I must admit it, that sounded as ridiculous as Zeus wearing an organza nightgown while sitting on his throne.

"Keeping an eye ….on Gabrielle…..?" she laughed. "Do pigs fly?"

" No, but you will soon if you don't tell me what is she doing here…." I playfully replied on my bad boy tone, making her chuckle softly.

"You're so cute when you play the bad guy…"

"Irresistible " I corrected, my eyes now firmly fixed on her lips, sensually licking mine while still waiting for an answer.

"Are you flirting with me Stud?"

" I guess I am…" I replied, gently caressing her bemused face with the tip of my fingers, as if she were a rare, priceless marble statue.

" Well, you do know how to make a girl talk..." she sighed. " All I know is that it has something to do with your Warrior Princess…..She said she had to stop her from making the biggest mistake of her life….I was obviously curious what she was talking about, so ...I did her a favor and brought her here."

She paused a bit, and for a moment there, I felt hypnotized by the infinite blue of her wide, inquisitive moons, so strikingly similar to Xena's. I unconsciously gazed away, an absolutely insignificant gesture one might say, but enough for my fairly observant sister to realize that something was wrong.

"Oh oh! Do I smell love problems?"

Busted!

" I don't know what you're talking about. " I stupidly denied, despite the fact that I had initially looked for her, eager to make a confession….

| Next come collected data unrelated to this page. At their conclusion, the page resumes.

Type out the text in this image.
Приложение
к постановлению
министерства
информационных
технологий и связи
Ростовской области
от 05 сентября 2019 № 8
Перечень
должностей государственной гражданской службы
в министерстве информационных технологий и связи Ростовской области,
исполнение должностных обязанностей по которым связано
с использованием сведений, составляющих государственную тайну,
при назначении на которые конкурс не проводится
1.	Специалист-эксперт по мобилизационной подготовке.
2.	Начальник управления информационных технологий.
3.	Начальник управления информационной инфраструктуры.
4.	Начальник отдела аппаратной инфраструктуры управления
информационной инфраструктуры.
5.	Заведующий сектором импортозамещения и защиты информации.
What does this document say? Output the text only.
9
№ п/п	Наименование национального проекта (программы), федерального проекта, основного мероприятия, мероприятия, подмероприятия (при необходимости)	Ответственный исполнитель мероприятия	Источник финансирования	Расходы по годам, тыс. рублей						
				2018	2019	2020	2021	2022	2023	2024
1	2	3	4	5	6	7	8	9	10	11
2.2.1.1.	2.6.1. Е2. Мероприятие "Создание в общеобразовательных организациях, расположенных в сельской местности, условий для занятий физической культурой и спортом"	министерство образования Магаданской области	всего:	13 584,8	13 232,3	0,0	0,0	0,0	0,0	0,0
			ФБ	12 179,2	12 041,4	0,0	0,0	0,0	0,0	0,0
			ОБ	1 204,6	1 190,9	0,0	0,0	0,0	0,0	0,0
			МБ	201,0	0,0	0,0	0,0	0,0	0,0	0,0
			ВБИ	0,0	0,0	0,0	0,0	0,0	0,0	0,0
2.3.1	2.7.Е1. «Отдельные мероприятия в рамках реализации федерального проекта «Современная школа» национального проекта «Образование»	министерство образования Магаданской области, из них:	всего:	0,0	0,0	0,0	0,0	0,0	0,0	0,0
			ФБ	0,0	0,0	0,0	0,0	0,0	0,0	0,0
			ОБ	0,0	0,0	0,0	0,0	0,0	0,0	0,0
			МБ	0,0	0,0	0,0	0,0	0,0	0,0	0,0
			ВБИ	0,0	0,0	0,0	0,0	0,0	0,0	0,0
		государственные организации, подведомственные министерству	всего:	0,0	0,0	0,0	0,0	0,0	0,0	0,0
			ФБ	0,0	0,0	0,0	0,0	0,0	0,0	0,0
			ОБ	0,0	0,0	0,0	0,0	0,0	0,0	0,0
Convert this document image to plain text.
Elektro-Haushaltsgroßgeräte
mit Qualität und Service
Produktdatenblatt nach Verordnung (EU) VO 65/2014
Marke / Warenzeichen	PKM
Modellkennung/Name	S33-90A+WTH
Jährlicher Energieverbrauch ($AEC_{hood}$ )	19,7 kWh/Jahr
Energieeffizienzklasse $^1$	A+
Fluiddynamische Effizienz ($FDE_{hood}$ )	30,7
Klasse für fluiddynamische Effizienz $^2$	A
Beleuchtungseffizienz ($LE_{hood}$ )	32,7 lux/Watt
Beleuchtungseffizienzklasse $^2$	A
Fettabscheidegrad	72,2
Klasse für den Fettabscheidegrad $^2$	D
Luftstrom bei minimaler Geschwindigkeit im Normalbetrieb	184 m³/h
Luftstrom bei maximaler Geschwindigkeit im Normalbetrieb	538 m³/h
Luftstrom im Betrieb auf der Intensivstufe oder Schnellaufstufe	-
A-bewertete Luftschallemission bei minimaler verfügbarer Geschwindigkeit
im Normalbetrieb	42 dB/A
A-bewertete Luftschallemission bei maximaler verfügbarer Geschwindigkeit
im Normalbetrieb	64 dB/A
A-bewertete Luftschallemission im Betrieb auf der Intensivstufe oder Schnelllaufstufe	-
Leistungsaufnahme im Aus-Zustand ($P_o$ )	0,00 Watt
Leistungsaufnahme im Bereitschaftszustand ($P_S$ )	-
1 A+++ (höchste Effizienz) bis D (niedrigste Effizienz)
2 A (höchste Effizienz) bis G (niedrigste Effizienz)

And while I was still lost in that electrifying, stunning gaze that had unwillingly captured my undivided attention, right out of nowhere, it hit me: it was the screwed up Bard who had been the main cause of my confusion all along….She was the only one to be blamed for having planted that crazy idea in my head, that ever so ludicrous but mind grinding idea according to which my influence on Xena was bound to destroy her ….It was all her fault…

"You've finally realized that drawing her in your bloody world again would only turn you into her executioner, that you would only end up crushing her spirit!" she told me….

I just had to smirk at the awareness that I had underestimated her….She wasn't as stupid as I had thought her to be, quite the contrary…The irritating Blondie was a tough little Bitch, that had cunningly got me dancing to her tune, expertly drifting me further and further away from Xena in the cleanest and most irreproachable way possible...

"What?" Aphrodite worriedly asked, sensing my change in energy.

"Nothing…..I've just realized what I have to do….And I should have done it a looooong time ago….."

" What are you talking about?" she said, barely above a whisper.

I just gave her a devilish grin, placing one more kiss, on her forehead this time, before I left that unwelcoming place.

"Do you know what is the best way for someone to achieve their goals?"…. I sharply questioned, winking at her.

She didn't get the chance to answer. By the time her brain started processing the information, I had already vanished in a shower of blue sparkles, leaving her dumbfounded at the gates of the city.